长江沿岸的人口比整个美国都多:这是地球上每18个人中就有1个人。它是太平洋上最大的污染物。这条非凡而辽阔的河流嵌入在中国人的意识中。它不仅仅是一条水道。它包含了他们的历史和民间传说。它运行在人民的血液中。这条河吸引了我的想象力,带着我的旅程。

当我目睹中国正在发生的巨大变化时,我作为一个以色列人,出生于南非,生活在英国。我自己的无根感觉引起了强烈反响。西方,往往是最糟糕的,反映在中国的发展中,我看到了全人类的反映。我们所犯的错误正在重演。我意识到,对我来说,这个项目关乎我们所有人,关于我们的相互关系,而不仅仅是关于中国。

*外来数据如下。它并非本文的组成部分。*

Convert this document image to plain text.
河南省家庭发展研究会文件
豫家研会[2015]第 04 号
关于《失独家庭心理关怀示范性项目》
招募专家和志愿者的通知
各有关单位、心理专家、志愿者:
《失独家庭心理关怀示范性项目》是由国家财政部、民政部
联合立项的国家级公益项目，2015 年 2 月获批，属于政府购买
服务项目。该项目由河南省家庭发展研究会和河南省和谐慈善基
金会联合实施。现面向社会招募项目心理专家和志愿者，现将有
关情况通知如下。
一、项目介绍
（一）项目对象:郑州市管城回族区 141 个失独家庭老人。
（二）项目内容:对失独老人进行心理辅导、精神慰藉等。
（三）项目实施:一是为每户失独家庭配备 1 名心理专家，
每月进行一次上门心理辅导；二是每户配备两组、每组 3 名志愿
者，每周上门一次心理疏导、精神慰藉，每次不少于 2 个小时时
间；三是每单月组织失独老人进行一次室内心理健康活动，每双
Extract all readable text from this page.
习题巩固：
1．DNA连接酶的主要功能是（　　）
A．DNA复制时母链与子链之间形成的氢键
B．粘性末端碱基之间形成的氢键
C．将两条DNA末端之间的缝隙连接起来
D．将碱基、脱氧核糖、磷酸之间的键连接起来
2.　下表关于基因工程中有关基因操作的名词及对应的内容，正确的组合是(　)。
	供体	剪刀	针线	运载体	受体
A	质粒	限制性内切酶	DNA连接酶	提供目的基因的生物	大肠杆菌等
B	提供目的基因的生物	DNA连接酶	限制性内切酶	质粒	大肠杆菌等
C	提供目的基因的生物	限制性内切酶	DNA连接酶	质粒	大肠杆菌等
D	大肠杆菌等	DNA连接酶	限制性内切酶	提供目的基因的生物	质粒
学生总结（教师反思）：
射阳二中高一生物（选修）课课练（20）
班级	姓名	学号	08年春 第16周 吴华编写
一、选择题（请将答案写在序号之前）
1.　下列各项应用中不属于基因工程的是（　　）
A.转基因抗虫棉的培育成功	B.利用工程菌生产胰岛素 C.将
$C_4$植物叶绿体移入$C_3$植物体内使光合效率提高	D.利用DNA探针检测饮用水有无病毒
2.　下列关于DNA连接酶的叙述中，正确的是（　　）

在几次前往河流的不同地方之后,我的照片开始出现形式和不安。我正在回应这个在新时代开始时感受到与自身矛盾的国家。我觉得自己是一个完全的局外人,并通过“退后”以图形方式解释这一点 - 通过展示人类在周围环境中的小小。普通人在中国的进步中几乎没有发言权,而且在工作中暗示了这个人的小小。

我在约翰·马丁的作品中发现了共鸣, 在那里, 人类对自然和上帝的威力相形见绌, 约瑟·马洛德,威廉·透特纳的画作, 在大自然沸腾的暴力中, 微小的人物迷失在暗示着最终的失败。一切努力, 希望的谬误。我觉得人的渺小在于反对巨大的思想, 人与国家相比微不足道。

虽然从来没有打算制作纪录片,但这个项目的社会学背景始终存在且不可避免。在一条长达600公里(380英里)的流域中,170万人流离失所,以及当一个国家以前所未有的速度向未来移动时对人类的影响是工作中不可避免的主题。

中国是一个似乎通过摧毁其过去来切断其根源的国家。拆迁和施工到处都是如此规模,以至于我不确定我所看到的是建造,毁坏,毁坏还是建造。

我与二十世纪的移民有着强烈的相似之处,他们把船倒在美国的土地上,开始了一个没有根的新起点。然而,矛盾的是,中国人传统上对自己的土地和对地方的依恋有着深刻的认同。如何才能如此扎根于土地,却如此无情地重建或重塑它呢?

中国的进步是迅速而深刻的,这些照片再也拍不到了。